@efle once said something to the effect that SDN (the amorphous hive mind which together generates the “culture” and various “trends” of thought on the site, not individuals per se or even the majority of users) is concerned about getting into a top X medical school, not just medical school in general. It’s known that brand-name UGs are overrepresented on SDN compared to the premed pop in general, as well as ppl with very high test scores and GPAs. As a result, a lot of people never seriously doubted that they could get into medical school. These same people also tend to be more vocal on the site about their own accomplishments, for obvious reasons. All of this coupled to the neuroticism of the UG years lends to an environment where it’s easy to feel that the broad user base is disconnected for reality, where, as you can see, most people don’t *literally* think numbers are everything.

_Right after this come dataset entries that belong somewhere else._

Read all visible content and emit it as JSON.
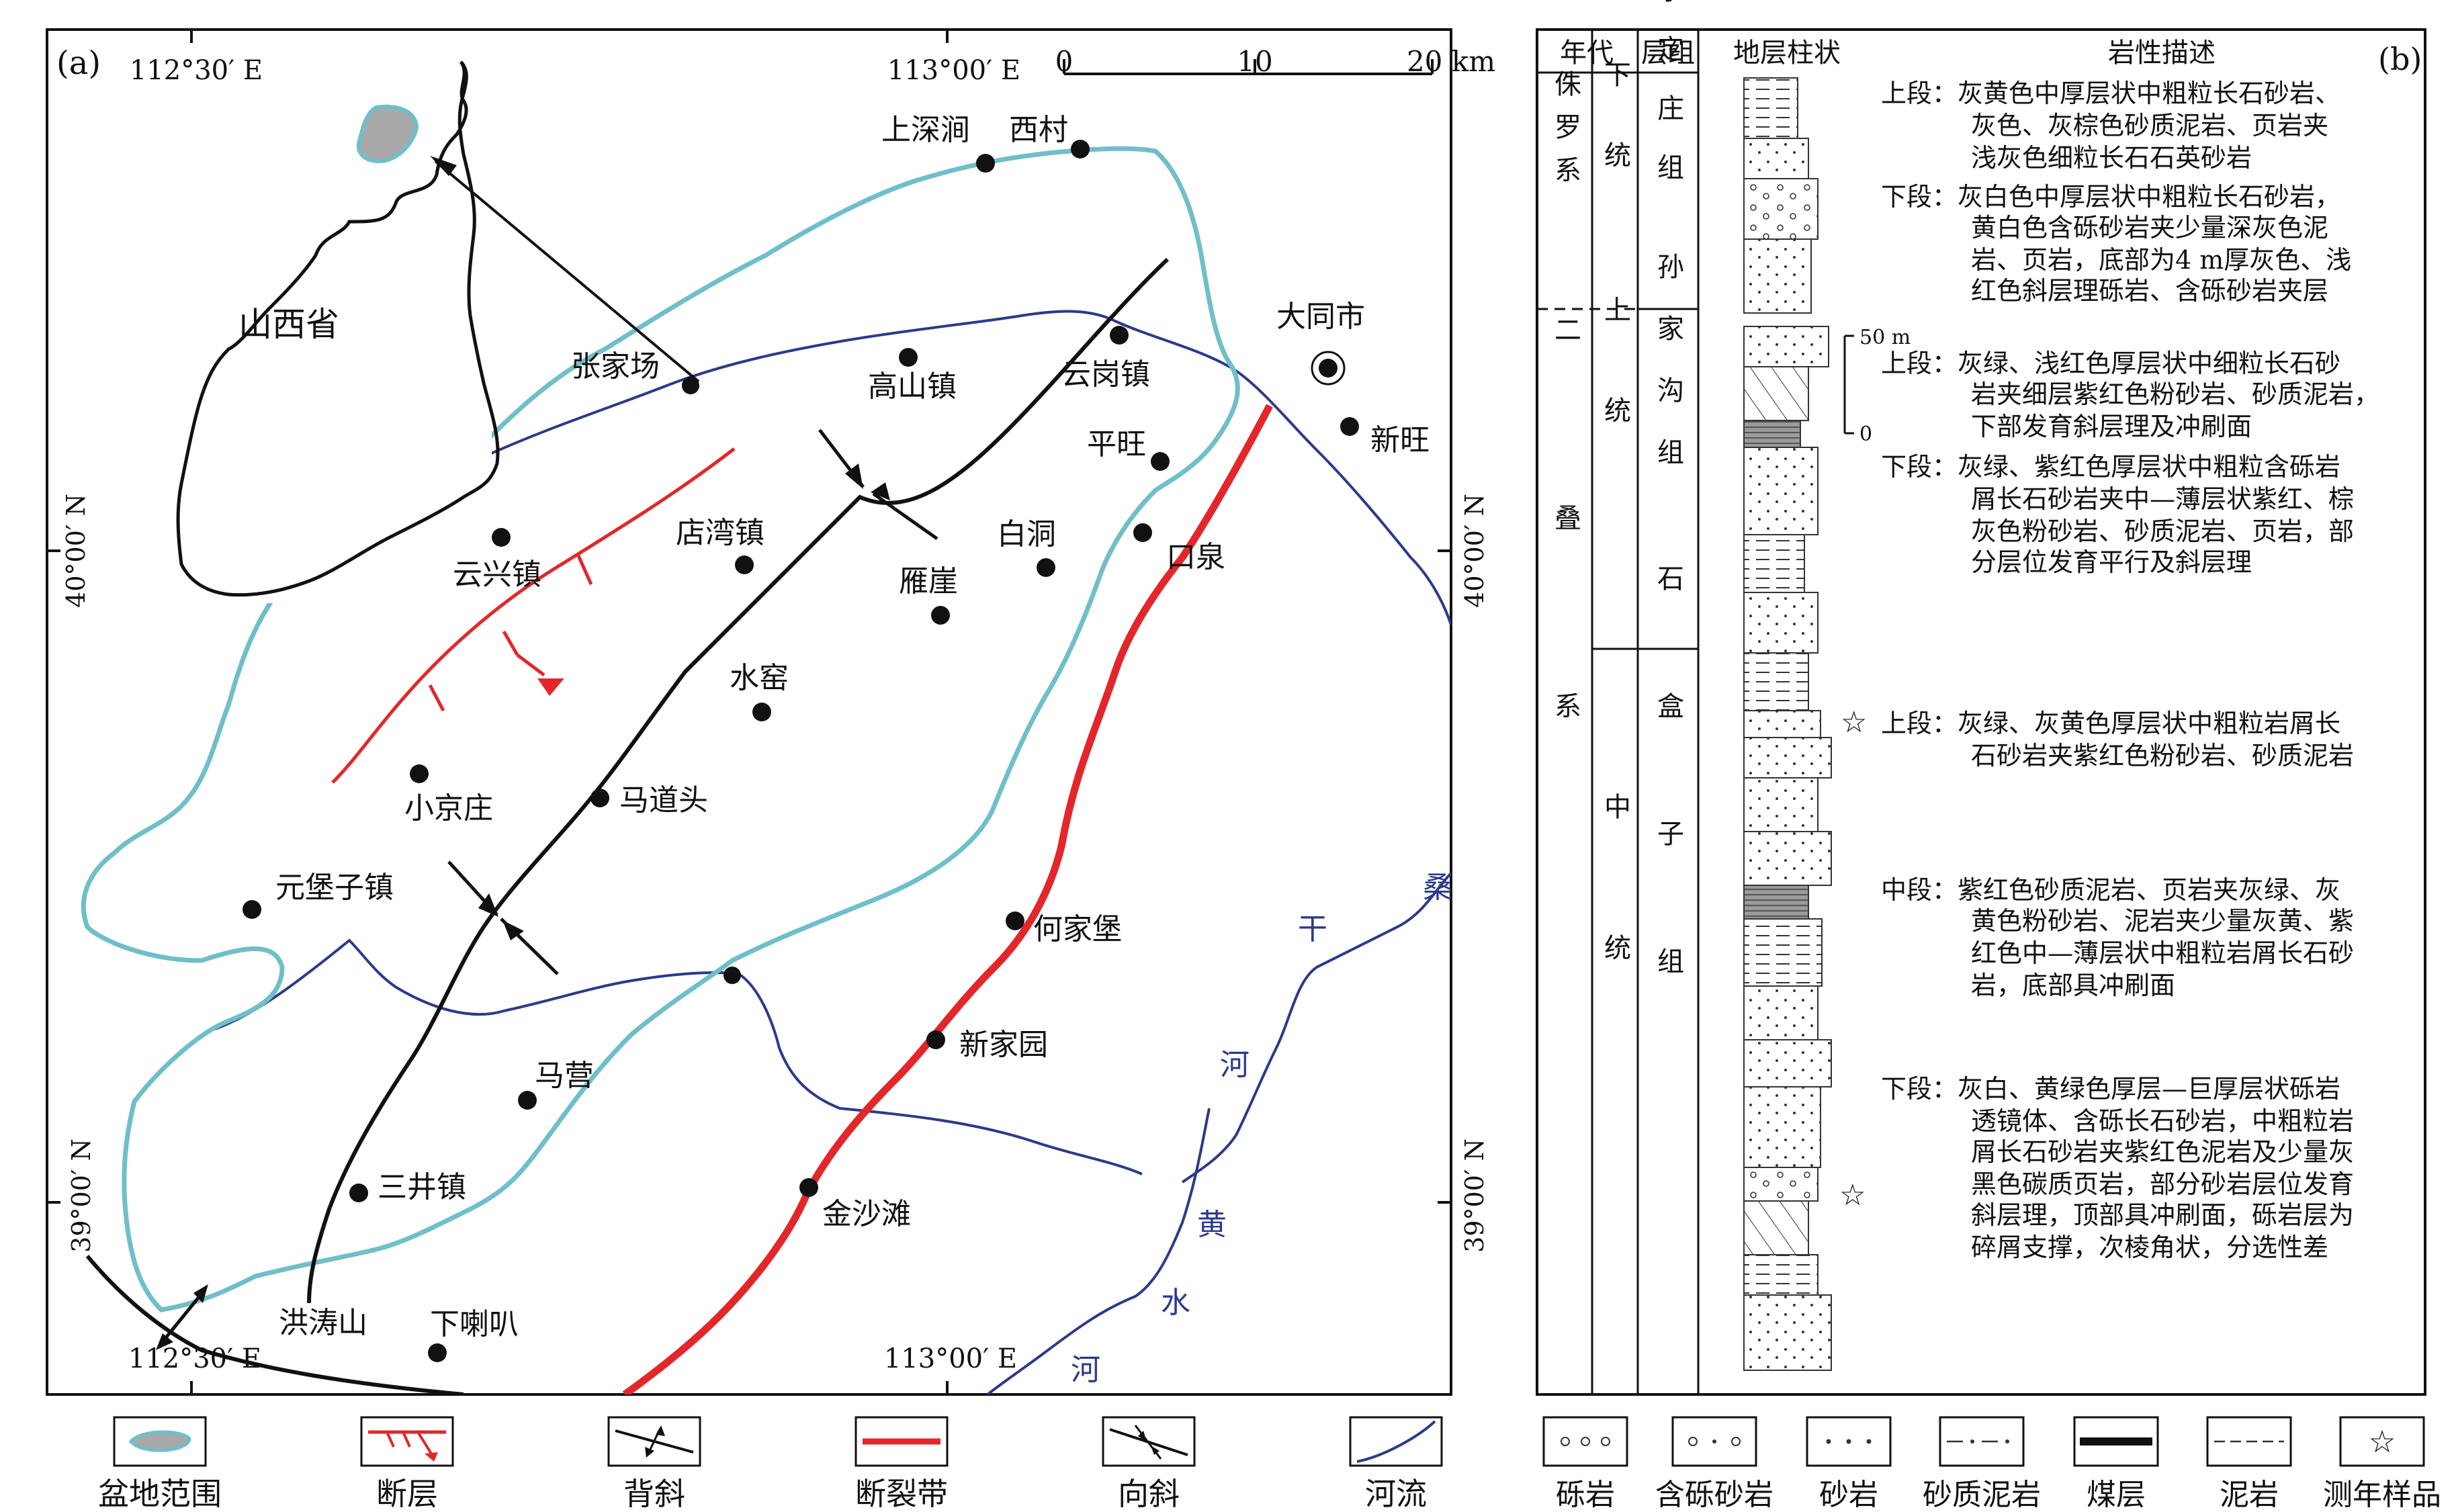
{
  "panel_a": {
    "label": "(a)",
    "coords": {
      "top_left_lon": "112°30′ E",
      "top_right_lon": "113°00′ E",
      "bottom_left_lon": "112°30′ E",
      "bottom_right_lon": "113°00′ E",
      "left_lat_40": "40°00′ N",
      "right_lat_40": "40°00′ N",
      "left_lat_39": "39°00′ N",
      "right_lat_39": "39°00′ N"
    },
    "scale": {
      "zero": "0",
      "ten": "10",
      "twenty": "20 km"
    },
    "inset": {
      "province": "山西省"
    },
    "places": {
      "shangshenjian": "上深涧",
      "xicun": "西村",
      "datong": "大同市",
      "zhangjiachang": "张家场",
      "gaoshanzhen": "高山镇",
      "yungangzhen": "云岗镇",
      "xinwang": "新旺",
      "pingwang": "平旺",
      "yunxingzhen": "云兴镇",
      "dianwanzhen": "店湾镇",
      "baidong": "白洞",
      "kouquan": "口泉",
      "yanya": "雁崖",
      "shuijiao": "水窑",
      "xiaojingzhuang": "小京庄",
      "madaotou": "马道头",
      "yuanbaozizhen": "元堡子镇",
      "hejiabao": "何家堡",
      "xinjiayuan": "新家园",
      "maying": "马营",
      "sanjingzhen": "三井镇",
      "jinshatan": "金沙滩",
      "hongtaoshan": "洪涛山",
      "xialaba": "下喇叭"
    },
    "rivers": {
      "sang": "桑",
      "gan": "干",
      "he1": "河",
      "huang": "黄",
      "shui": "水",
      "he2": "河"
    }
  },
  "panel_b": {
    "label": "(b)",
    "headers": {
      "age": "年代",
      "formation": "层组",
      "column": "地层柱状",
      "lithology": "岩性描述"
    },
    "systems": {
      "jurassic": "侏罗系",
      "permian": "二叠系"
    },
    "series": {
      "lower": "下统",
      "upper": "上统",
      "middle": "中统"
    },
    "formations": {
      "yongdingzhuang": "永定庄组",
      "sunjiagou": "孙家沟组",
      "shihezi": "石盒子组"
    },
    "scale": {
      "top": "50 m",
      "bottom": "0"
    },
    "descriptions": {
      "y_upper": [
        "上段：灰黄色中厚层状中粗粒长石砂岩、",
        "灰色、灰棕色砂质泥岩、页岩夹",
        "浅灰色细粒长石石英砂岩"
      ],
      "y_lower": [
        "下段：灰白色中厚层状中粗粒长石砂岩，",
        "黄白色含砾砂岩夹少量深灰色泥",
        "岩、页岩，底部为4 m厚灰色、浅",
        "红色斜层理砾岩、含砾砂岩夹层"
      ],
      "s_upper": [
        "上段：灰绿、浅红色厚层状中细粒长石砂",
        "岩夹细层紫红色粉砂岩、砂质泥岩，",
        "下部发育斜层理及冲刷面"
      ],
      "s_lower": [
        "下段：灰绿、紫红色厚层状中粗粒含砾岩",
        "屑长石砂岩夹中—薄层状紫红、棕",
        "灰色粉砂岩、砂质泥岩、页岩，部",
        "分层位发育平行及斜层理"
      ],
      "h_upper": [
        "上段：灰绿、灰黄色厚层状中粗粒岩屑长",
        "石砂岩夹紫红色粉砂岩、砂质泥岩"
      ],
      "h_middle": [
        "中段：紫红色砂质泥岩、页岩夹灰绿、灰",
        "黄色粉砂岩、泥岩夹少量灰黄、紫",
        "红色中—薄层状中粗粒岩屑长石砂",
        "岩，底部具冲刷面"
      ],
      "h_lower": [
        "下段：灰白、黄绿色厚层—巨厚层状砾岩",
        "透镜体、含砾长石砂岩，中粗粒岩",
        "屑长石砂岩夹紫红色泥岩及少量灰",
        "黑色碳质页岩，部分砂岩层位发育",
        "斜层理，顶部具冲刷面，砾岩层为",
        "碎屑支撑，次棱角状，分选性差"
      ]
    }
  },
  "legend_a": [
    "盆地范围",
    "断层",
    "背斜",
    "断裂带",
    "向斜",
    "河流"
  ],
  "legend_b": [
    "砾岩",
    "含砾砂岩",
    "砂岩",
    "砂质泥岩",
    "煤层",
    "泥岩",
    "测年样品"
  ],
  "colors": {
    "basin": "#6fbfc9",
    "fault": "#e4262a",
    "river": "#2b3a8a",
    "line": "#111111",
    "inset_fill": "#a9a9a9"
  }
}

I for one think of this as a numbers driven process, but not a process that is wholly dependent solely on numbers.
The way I like to think of the top school/“choosing ppl for med school rather than clinical practice” thing is that some schools want to educate “Doctors Plus” as in Doctors plus something else (I think I’ve heard this exact phrasing used by a Dell Med adcom, and heard it repeated again by a friend at Stanford med). What that something else might be and how well you can show that A) you are capable of achieving it, B) it makes sense to combine with medicine, and C) your ambitions fit with the school’s goals is an open question. Everyone I know who is at a “top institution” fits this mold pretty clearly, at least on paper; in reality, they might just be yet another LA suburb bound dermatologist in training. The less you fit this mold — that is, practically everyone since almost nobody who pursues an MD is seriously considering much beyond lifestyle and interest in a field — the stronger your stats probably have to be to get anyone’s attention. This is all speculation on my part from what I’ve seen, I’ve no way of proving this.
I think it’s sillly for adcoms to complain about this mentality in their applicants, though. They are the ones that created this game, were just playing it. I know too many people who would’ve made far better physicians than me who won’t get to go to medical school because their grades and/or test scores couldn’t impress (even though they would’ve been far beyond the numbers predicted to actually succeed in medical school and pass licensing exams).